Abbildung 1: Flussdiagramm skizziert die wichtigsten Schritte in den 3 Phasen dieses Protokolls und der Zeitaufwand für jedes Schritts. Perioden erfordern Teile vollständig trocknen werden in grüner Schrift Kreisen angezeigt, während alle anderen Schritte in weißer Schrift Kreisen sind. Das grüne Rauten-Textfeld ist ein Entscheidungspunkt, während das rote Rechteck ein wichtiger Schritt ist und mit besonderer Sorgfalt durchgeführt werden sollte. Bitte klicken Sie hier für eine größere Version dieser Figur.

1. vorbereitende Schritte (Slide eingesprungen und Lösung die)

1. unsubbed Objektträger mit einem Reinigungsmittel in heißem Wasser waschen und spülen Sie mehrmals mit warmem Wasser, gefolgt mit destilliertem Wasser spülen, gründlich Schmutz und Ablagerungen zu entfernen. Ermöglichen Folien Trocknen bei Raumtemperatur oder in einem Ofen bei 37 ° c
2. Folien sind völlig trocken, Schicht eine dünne gleichmäßige Schicht Eiweiß auf jeder Folie mit Fingern oder einem Pinsel. Im Backofen bei 60 ° C für 20-30 min. trocknen lassen.
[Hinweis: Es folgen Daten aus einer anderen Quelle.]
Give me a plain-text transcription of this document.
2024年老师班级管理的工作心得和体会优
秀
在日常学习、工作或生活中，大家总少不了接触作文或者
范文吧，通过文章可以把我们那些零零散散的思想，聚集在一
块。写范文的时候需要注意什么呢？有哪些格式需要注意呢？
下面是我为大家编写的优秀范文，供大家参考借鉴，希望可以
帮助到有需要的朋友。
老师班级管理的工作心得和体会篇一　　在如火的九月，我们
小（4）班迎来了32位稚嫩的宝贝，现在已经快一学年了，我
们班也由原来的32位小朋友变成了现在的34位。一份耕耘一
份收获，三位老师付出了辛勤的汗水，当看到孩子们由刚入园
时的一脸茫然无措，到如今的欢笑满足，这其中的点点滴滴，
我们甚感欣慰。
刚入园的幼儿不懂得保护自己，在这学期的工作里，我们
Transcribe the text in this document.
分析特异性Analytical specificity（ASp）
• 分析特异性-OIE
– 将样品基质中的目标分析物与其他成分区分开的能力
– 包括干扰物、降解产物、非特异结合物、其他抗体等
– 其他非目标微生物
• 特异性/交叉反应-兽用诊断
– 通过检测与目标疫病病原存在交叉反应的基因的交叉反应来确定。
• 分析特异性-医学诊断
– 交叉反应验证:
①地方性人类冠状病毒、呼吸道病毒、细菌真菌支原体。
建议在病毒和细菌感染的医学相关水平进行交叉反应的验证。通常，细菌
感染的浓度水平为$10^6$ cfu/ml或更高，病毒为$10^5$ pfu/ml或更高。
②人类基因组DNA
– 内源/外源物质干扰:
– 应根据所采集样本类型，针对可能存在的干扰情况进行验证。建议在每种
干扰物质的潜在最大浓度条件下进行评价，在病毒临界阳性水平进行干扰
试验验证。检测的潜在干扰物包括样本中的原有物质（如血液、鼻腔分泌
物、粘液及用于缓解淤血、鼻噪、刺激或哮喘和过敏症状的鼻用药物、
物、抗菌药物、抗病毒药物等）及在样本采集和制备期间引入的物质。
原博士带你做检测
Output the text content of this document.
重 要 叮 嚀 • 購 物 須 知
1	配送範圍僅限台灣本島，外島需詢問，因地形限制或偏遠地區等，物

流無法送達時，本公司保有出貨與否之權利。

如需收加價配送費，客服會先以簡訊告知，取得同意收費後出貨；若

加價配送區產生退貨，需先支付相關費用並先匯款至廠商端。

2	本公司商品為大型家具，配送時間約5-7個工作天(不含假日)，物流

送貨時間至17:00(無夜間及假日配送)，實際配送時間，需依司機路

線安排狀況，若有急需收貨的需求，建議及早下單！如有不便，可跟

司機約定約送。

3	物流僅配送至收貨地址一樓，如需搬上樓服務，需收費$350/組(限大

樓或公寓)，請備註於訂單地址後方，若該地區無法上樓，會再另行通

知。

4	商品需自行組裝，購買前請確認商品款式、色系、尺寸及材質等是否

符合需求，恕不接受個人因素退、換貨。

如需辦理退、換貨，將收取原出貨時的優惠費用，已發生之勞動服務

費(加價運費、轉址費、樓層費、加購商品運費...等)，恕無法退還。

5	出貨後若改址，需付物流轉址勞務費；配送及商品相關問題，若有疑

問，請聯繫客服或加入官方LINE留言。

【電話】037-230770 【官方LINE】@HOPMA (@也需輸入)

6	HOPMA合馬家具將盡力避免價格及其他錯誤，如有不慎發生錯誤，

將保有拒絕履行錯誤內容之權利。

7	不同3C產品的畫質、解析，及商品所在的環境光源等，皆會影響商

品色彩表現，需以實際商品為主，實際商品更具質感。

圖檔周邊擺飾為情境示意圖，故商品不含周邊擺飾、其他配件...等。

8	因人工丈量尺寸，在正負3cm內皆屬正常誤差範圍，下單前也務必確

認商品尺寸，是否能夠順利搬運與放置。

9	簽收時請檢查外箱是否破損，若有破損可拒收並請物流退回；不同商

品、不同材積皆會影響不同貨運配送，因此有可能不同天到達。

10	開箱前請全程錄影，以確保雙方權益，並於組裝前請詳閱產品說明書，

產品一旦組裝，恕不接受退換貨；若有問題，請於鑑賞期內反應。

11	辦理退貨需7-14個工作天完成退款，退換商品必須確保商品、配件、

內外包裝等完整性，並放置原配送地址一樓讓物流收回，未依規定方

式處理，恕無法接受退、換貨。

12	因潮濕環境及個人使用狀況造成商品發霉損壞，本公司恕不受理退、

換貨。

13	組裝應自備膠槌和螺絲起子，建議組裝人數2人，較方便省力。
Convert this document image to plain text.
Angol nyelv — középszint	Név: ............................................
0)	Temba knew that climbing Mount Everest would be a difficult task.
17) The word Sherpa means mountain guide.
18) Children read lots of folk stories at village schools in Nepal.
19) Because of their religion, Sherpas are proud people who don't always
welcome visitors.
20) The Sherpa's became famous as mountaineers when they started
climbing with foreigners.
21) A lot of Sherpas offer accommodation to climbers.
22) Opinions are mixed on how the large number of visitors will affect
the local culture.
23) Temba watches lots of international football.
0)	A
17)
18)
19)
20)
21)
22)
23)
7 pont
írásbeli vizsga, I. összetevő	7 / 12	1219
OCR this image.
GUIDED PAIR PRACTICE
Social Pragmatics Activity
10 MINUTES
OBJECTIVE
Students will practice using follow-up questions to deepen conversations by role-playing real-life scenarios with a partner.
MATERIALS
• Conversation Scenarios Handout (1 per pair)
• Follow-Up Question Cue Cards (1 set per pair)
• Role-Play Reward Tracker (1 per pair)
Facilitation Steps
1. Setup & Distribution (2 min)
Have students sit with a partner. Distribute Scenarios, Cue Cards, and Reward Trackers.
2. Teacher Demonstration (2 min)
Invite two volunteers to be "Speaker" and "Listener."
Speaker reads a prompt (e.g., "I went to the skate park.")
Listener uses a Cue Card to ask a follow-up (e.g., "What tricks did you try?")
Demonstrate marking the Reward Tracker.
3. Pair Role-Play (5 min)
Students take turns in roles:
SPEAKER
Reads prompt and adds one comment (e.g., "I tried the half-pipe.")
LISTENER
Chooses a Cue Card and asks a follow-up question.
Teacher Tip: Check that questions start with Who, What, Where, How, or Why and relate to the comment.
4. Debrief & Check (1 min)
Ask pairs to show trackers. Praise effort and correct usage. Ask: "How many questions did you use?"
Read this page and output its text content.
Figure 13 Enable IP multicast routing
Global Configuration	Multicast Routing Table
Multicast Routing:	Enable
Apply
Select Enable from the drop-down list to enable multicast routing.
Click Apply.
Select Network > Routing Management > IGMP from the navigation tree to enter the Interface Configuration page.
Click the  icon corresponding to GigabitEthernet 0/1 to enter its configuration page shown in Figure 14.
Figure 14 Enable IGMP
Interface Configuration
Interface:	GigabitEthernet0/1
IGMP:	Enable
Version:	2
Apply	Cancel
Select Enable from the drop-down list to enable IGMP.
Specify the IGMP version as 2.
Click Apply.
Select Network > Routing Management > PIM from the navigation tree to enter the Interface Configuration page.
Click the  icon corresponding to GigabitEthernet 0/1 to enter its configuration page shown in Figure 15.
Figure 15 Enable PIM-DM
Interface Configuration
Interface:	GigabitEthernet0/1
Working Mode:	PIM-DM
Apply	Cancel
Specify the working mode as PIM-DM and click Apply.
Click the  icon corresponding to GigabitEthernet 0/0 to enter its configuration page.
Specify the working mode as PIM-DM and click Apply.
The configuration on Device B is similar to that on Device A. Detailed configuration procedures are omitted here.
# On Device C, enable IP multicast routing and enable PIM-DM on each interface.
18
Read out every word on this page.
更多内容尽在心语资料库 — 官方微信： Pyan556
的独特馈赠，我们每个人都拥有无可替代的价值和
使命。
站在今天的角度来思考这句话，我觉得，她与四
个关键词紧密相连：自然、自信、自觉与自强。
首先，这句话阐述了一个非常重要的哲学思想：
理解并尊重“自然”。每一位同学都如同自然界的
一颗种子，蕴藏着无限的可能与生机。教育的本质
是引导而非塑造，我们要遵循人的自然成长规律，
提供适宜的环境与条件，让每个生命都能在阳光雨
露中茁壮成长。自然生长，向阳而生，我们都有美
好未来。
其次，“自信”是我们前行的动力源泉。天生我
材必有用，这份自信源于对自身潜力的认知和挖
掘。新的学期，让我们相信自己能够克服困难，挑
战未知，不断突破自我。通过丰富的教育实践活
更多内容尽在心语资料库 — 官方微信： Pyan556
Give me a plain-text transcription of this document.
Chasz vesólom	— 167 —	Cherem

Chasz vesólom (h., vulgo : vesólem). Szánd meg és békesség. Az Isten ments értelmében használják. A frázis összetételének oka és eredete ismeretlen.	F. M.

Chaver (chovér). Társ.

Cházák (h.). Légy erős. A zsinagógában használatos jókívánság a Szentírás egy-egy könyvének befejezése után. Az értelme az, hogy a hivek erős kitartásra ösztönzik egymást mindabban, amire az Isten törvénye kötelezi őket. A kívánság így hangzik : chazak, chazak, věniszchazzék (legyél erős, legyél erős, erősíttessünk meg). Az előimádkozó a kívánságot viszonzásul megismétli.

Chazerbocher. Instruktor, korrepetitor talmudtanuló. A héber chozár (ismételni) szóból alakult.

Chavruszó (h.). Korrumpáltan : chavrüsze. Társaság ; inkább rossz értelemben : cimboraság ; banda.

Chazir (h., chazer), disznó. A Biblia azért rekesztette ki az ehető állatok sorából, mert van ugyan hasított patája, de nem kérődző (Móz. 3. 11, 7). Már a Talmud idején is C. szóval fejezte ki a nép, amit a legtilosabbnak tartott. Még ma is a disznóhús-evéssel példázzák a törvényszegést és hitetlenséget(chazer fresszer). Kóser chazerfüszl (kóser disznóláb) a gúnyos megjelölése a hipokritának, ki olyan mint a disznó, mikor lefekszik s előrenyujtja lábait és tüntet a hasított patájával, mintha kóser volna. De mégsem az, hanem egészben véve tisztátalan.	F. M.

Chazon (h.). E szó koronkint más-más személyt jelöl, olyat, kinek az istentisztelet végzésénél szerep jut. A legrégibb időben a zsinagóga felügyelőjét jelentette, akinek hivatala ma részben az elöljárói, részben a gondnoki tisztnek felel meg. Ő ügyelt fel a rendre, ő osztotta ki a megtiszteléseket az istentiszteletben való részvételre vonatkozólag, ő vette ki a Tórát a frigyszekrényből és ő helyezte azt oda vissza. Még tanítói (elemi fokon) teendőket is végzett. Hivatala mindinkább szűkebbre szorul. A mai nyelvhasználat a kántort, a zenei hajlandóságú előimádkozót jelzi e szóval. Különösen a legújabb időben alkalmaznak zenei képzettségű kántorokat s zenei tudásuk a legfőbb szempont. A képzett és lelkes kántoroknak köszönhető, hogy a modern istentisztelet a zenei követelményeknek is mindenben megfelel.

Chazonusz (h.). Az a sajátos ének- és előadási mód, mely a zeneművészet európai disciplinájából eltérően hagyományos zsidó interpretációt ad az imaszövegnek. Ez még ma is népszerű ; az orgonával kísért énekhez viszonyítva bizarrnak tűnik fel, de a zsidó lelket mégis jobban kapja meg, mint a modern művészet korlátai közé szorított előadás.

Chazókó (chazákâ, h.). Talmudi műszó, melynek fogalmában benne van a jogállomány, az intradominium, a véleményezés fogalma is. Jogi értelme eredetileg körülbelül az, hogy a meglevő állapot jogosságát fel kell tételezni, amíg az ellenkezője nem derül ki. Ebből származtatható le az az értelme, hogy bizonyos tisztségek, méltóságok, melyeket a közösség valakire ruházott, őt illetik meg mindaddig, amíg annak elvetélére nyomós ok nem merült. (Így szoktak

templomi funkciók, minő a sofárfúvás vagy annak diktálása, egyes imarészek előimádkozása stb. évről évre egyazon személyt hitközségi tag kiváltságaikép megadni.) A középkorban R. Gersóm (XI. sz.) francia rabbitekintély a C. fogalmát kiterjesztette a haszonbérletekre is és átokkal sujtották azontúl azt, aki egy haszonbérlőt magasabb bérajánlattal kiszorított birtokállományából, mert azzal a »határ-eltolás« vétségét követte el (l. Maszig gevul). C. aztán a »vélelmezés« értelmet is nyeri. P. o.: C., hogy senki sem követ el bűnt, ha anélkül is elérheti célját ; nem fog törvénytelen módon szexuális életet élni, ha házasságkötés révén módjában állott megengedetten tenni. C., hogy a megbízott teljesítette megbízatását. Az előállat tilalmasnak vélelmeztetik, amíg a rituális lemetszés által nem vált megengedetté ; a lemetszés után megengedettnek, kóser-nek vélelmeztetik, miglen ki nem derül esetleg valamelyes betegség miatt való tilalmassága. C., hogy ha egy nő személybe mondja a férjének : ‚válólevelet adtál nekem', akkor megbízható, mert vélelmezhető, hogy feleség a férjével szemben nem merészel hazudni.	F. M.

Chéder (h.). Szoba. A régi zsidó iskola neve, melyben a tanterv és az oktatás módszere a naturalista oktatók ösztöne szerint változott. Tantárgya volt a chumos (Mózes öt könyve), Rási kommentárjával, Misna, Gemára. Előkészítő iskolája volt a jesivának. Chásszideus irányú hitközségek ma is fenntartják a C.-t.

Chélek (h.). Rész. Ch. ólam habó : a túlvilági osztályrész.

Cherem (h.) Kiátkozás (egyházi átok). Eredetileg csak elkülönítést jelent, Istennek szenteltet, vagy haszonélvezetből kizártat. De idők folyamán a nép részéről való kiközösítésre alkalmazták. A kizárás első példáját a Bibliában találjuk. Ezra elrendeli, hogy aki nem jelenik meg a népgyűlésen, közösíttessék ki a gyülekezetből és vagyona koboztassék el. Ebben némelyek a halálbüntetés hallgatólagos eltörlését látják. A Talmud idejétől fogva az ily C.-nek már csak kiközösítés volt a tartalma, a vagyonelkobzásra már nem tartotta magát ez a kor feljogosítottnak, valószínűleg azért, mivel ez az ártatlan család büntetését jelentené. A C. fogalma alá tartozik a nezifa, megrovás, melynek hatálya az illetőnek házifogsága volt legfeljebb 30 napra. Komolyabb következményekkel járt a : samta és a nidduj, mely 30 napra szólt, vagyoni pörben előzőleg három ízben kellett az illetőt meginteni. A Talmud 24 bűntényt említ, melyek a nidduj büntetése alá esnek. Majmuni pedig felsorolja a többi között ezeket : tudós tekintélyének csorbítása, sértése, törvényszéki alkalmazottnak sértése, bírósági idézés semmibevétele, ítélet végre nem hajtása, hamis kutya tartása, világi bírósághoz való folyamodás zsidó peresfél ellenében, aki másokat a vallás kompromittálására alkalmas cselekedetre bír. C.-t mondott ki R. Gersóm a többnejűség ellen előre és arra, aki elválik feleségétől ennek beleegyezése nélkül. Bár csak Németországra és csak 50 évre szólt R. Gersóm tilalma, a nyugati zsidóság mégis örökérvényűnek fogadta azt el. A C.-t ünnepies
Für ein optimales Ergebnis und Abschnitte Abrutschen zu vermeiden, fügen Sie eine zweite Schicht von Eiweiß und nochmals im Backofen bei 60 trocknen ° C.
3. Bereiten eine 1 % Gelatine-Lösung durch Auflösen von 1 Gramm Gelatine in 100 mL heißem Wasser (60 ° C) und auf Raumtemperatur abkühlen lassen.
4. 200 mL Entwicklerlösung vorbereiten, wie unten beschrieben für den Einsatz in Abschnitt 4.
   1. Prepare Gummiarabikum Lösung indem langsam 40 g in Schritten zu 120 mL heißem Wasser (es löst sich leichter auf diese Weise). Rühren Sie die Lösung mit einem Glas rühren Stab weiter. Wenn die Lösung vollständig aufgelöst hat, vom Herd nehmen und lassen Sie ihn für ein paar Minuten abkühlen lassen, dann filtern durch 6-8 Schichten Gaze Stoff in einen Trichter.
   2. Vorbereiten Citrat-Puffer von 5,04 g Zitronensäure plus 4,7 g Natriumcitrat in 20 mL dH ₂ O hinzufügen und die Mischung auflösen. Sicherzustellen, dass der pH-Wert dieser Lösung 4.0 bei 25 ° c Stellen Sie den pH-Wert ggf. durch Zugabe von Natronlauge oder Salzsäure zur Lösung.
   3. Bereiten Sie die Hydrochinon-Lösung durch 30 mL dH ₂ O erhitzen und Auflösen von 1,7 g von Hydrochinon.
      Hinweis: Aufheizen der Hydrochinon-Lösung ist wichtig, lassen Sie es einfach in Wasser auflösen, wie Hydrochinon nicht in Wasser bei Raumtemperatur leicht auflösbar ist. Achten Sie darauf, um die Temperatur des Wassers unter 60 ° C zu halten, sonst Hydrochinon oxidiert werden kann. Wenn die Lösung färbt sich gelb, verwerfen und bereiten Sie eine weitere frische Lösung.
   4. Prepare Silber Laktat-Lösung durch Auflösen von 0,22 g in 30 mL dH ₂ O.
   5. Mischen die Lösungen (1.4.1 - 1.4.4) in der Reihenfolge, in denen sie beschrieben, wenn Sie bereit sind sind, die Reaktionen (d.h., nach dem Schneiden, trocknen und fixieren) durchzuführen ( Abbildung 2). Die Silber-Laktat-Lösung am Ende hinzufügen. Sicherzustellen, dass dieser Schritt schnell abgeschlossen ist und die Entwicklerlösung liegt im Dunkeln, bis es Zeit ist, in den Abschnitten zu reagieren, wie Silber Laktat lichtempfindlich ist.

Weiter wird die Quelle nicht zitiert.